The distribution of this announcement in jurisdictions other than the United Kingdom may be affected by the laws of relevant jurisdictions. Therefore any persons who are subject to the laws of any jurisdiction other than the United Kingdom will need to inform themselves about, and observe any applicable requirements.
This announcement is for information purposes only and shall not constitute an offer to buy, sell, issue or subscribe for, or the solicitation of an offer to buy, sell, issue, or subscribe for, any securities in DS Smith or any other entity.

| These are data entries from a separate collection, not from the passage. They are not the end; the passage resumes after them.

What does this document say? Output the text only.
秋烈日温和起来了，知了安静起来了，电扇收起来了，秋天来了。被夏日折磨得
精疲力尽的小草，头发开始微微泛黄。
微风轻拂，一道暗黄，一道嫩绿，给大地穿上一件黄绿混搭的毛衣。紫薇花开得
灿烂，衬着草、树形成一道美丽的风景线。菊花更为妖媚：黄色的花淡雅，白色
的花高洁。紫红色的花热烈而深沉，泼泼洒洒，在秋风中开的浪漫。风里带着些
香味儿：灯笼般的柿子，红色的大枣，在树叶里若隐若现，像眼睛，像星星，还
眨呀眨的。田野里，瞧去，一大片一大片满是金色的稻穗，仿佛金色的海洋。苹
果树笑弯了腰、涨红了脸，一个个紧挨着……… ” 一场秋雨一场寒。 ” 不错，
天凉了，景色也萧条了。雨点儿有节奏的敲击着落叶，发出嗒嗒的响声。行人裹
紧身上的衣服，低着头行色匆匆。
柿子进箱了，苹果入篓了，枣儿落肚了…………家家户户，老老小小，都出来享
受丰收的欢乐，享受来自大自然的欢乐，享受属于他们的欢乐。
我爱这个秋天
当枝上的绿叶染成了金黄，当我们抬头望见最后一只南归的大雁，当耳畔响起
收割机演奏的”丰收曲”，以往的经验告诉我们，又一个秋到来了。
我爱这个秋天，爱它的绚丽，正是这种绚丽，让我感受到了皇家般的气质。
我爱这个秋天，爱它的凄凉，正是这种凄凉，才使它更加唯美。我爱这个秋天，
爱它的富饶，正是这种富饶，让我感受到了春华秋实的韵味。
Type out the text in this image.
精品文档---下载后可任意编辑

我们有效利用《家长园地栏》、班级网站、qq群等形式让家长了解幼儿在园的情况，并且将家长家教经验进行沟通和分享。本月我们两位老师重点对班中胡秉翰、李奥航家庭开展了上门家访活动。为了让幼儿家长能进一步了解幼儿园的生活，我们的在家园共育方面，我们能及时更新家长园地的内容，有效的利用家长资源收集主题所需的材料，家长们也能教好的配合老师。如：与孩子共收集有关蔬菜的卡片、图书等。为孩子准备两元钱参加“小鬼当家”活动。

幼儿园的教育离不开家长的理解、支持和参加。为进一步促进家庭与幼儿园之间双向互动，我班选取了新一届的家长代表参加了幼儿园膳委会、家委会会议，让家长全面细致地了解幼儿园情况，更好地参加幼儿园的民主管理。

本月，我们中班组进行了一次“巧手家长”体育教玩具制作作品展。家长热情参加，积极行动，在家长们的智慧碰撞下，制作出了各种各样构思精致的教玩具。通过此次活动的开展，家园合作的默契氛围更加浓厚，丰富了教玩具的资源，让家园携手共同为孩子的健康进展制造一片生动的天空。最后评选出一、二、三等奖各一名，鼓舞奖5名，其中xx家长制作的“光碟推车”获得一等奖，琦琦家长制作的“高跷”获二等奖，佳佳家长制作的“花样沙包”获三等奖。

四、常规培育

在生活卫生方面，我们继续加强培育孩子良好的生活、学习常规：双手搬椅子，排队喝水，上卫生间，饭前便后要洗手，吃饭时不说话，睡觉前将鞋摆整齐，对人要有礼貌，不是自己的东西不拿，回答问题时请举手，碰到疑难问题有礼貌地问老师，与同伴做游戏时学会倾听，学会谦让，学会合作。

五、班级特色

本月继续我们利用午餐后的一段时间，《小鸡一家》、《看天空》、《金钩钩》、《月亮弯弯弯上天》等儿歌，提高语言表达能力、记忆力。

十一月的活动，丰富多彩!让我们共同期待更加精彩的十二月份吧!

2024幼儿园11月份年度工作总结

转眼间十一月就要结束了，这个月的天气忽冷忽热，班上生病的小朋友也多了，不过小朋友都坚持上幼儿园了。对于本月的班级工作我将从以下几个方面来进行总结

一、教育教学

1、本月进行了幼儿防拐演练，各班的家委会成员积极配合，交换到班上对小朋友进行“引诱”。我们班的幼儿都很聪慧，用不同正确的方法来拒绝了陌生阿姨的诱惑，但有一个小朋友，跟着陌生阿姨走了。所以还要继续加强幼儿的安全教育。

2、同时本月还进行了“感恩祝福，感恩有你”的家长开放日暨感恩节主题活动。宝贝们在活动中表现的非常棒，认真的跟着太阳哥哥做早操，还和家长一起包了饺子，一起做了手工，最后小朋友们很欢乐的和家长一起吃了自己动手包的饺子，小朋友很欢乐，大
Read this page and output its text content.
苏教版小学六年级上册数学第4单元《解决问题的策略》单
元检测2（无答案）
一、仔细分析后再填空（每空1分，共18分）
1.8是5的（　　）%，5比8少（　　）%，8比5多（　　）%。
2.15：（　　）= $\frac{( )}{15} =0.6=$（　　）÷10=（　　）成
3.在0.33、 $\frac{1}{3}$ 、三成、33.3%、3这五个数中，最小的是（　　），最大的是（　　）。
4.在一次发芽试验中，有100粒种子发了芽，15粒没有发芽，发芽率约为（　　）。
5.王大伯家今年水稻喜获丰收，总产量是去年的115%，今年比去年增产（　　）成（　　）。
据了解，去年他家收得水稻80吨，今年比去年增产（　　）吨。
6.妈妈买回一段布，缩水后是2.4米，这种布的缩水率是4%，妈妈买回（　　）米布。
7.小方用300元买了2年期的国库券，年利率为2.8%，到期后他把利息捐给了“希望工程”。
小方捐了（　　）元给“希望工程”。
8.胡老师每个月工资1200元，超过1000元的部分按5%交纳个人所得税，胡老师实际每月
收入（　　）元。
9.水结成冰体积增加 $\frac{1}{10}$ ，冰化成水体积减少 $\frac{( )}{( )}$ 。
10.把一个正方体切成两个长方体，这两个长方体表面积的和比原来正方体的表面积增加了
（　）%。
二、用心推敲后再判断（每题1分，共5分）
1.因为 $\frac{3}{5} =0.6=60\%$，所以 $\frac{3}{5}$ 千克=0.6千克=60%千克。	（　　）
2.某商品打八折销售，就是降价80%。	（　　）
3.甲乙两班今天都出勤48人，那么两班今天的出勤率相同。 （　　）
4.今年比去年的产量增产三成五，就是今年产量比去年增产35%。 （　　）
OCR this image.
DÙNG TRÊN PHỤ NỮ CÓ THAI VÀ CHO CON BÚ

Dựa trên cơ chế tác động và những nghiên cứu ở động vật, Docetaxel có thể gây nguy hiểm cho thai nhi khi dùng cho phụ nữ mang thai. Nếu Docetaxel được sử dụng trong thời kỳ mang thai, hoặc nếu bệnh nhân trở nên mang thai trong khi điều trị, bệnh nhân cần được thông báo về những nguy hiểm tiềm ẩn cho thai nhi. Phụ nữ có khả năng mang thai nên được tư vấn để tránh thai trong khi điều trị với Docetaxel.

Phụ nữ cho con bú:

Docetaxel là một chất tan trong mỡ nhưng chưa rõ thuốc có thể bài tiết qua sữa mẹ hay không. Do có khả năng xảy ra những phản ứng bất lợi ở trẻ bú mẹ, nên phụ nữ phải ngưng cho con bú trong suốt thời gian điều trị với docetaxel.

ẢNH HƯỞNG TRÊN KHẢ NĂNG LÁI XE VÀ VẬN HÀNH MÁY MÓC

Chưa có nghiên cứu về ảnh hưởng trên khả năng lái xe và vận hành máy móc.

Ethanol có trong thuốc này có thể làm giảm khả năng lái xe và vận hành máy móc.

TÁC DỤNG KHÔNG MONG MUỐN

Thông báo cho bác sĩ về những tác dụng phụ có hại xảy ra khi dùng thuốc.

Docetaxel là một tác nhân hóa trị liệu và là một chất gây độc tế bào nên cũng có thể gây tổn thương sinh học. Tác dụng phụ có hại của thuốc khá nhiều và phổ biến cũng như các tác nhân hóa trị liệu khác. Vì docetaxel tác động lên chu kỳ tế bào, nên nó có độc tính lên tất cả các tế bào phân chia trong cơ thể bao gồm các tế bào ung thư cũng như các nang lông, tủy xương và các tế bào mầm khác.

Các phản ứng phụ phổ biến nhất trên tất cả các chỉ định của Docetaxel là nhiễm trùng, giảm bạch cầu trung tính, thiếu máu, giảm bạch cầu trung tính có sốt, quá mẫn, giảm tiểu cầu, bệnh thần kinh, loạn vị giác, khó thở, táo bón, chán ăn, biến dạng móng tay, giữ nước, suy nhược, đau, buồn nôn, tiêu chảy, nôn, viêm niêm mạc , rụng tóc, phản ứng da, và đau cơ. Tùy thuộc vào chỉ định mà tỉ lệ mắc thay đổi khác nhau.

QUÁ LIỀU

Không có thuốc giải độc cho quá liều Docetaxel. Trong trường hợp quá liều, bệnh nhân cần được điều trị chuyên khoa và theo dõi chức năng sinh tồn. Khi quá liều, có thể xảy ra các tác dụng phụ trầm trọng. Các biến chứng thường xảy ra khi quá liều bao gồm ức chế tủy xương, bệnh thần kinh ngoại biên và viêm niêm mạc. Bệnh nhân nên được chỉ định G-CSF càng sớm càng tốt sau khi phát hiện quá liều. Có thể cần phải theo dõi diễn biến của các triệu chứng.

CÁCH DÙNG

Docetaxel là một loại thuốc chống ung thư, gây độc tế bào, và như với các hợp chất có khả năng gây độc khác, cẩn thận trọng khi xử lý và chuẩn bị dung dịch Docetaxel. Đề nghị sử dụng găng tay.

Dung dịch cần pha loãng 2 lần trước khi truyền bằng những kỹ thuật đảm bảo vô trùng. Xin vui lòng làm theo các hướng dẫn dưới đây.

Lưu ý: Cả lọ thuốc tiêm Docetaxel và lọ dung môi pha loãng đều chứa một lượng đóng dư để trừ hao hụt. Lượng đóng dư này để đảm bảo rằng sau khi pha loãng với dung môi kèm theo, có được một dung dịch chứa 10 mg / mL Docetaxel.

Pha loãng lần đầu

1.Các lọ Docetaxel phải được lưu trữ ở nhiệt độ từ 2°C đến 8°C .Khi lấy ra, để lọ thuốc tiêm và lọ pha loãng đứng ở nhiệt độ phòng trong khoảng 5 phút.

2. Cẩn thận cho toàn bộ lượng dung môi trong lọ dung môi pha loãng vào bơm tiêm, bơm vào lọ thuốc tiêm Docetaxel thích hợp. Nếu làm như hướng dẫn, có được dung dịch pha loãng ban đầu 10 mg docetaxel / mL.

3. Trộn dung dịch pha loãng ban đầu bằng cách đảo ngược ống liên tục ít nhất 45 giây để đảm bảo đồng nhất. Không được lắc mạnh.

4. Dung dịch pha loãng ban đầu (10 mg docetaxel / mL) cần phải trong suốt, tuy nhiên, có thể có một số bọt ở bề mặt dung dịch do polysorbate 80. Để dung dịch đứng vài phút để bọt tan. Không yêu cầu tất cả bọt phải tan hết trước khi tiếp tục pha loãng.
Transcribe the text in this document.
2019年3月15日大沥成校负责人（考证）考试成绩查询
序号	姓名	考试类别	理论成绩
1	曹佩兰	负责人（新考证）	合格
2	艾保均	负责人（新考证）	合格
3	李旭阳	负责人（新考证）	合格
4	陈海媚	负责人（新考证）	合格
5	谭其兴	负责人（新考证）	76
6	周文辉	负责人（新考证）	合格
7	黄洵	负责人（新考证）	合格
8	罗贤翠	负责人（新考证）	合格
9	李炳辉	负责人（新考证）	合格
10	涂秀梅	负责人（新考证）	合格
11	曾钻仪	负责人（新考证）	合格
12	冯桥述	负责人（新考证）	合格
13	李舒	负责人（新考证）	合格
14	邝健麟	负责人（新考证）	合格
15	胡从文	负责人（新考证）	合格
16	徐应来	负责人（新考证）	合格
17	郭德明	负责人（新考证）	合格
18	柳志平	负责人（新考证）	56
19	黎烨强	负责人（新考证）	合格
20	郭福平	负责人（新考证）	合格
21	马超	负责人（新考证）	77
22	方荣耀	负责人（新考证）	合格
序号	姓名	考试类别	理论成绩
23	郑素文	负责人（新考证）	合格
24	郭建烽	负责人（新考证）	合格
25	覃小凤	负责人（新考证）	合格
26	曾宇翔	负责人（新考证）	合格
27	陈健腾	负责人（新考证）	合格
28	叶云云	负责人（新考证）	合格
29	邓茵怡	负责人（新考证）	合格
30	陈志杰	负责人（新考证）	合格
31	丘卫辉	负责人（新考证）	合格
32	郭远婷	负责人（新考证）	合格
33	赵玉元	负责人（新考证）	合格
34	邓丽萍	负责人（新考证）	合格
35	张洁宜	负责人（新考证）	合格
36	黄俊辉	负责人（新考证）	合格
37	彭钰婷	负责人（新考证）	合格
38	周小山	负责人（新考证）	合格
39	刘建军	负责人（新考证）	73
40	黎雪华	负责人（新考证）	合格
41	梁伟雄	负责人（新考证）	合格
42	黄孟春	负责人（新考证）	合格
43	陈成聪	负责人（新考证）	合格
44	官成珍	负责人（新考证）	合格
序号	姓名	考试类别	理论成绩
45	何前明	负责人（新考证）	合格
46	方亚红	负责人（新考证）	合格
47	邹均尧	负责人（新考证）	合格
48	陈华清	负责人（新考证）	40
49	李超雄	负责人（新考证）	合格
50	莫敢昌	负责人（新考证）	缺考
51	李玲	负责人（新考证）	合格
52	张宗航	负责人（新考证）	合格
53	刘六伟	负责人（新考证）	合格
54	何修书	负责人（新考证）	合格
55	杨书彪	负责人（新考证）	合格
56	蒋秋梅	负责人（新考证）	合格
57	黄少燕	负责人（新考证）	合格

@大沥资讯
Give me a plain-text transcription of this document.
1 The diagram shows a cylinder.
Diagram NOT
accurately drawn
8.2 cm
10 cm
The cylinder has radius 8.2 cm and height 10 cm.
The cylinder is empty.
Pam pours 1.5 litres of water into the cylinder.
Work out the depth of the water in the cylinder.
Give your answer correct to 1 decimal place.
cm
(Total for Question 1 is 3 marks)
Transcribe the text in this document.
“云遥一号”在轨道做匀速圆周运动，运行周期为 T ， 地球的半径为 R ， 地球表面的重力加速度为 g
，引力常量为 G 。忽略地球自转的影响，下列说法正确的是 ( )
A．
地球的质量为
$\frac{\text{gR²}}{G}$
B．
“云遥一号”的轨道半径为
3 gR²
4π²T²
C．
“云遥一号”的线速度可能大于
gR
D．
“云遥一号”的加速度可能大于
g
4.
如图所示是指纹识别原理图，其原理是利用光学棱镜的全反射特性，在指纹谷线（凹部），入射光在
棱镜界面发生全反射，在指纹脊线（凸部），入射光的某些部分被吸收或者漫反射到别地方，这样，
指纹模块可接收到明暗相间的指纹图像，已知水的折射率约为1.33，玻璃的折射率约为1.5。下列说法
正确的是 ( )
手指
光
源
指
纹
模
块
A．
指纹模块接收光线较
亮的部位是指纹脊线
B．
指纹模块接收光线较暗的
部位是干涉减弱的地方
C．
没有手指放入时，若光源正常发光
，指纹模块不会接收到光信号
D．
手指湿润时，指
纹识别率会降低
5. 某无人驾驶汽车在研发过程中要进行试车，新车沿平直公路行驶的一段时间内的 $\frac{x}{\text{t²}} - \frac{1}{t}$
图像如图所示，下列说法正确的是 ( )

Neither the content of the Company's website (or any other website) nor the content of any website accessible from hyperlinks on the Company's website (or any other website) is incorporated into, or forms part of, this announcement.
This announcement contains (or may contain) certain forward-looking statements with respect to certain of DS Smith's current expectations and projections about future events. These statements, which sometimes use words such as "anticipate", "believe", "intend", "estimate", "expect", "will", "shall", "may", "aim", "predict", "should", "continue" and words of similar meaning and/or other similar expressions that are predictions of or indicate future events and/or future trends, reflect the directors' beliefs and expectations at the date of this announcement and involve a number of risks, uncertainties and assumptions that could cause actual results and performance to differ materially from any expected future results or performance expressed or implied by the forward-looking statement.
Statements contained in this announcement regarding past trends or activities should not be taken as a representation that such trends or activities will continue in the future. The information contained in this announcement is subject to change without notice and, except as required by applicable law, neither DS Smith nor J.P. Morgan Limited assumes any responsibility or obligation to update publicly or review any of the forward-looking statements contained herein. You should not place undue reliance on forward-looking statements, which speak only as of the date of this announcement.
No statement in this announcement is or is intended to be a profit forecast or to imply that the earnings of DS Smith for the current or future financial years will necessarily match or exceed the historical or published earnings of DS Smith. The Shares have not been, and will not be, registered under the U.S. Securities Act of 1933, as amended and may not be offered, sold or transferred, directly or indirectly, within the United States except pursuant to an exemption from, or in a transaction not subject to, the registration requirements of the Securities Act and the securities laws of any state or other jurisdiction of the United States. This announcement does not constitute an offer to sell or issue or the solicitation of an offer to buy or acquire, nor shall there be any sale of the Shares in any jurisdiction in which such offer, solicitation or sale would be unlawful. The Shares have not been, and will not be, registered with any regulatory authority of any state within the United States. No money, securities or other consideration is being solicited and, if sent in response to the information herein, will not be accepted. There will be no public offer of any securities of the Company in the United States.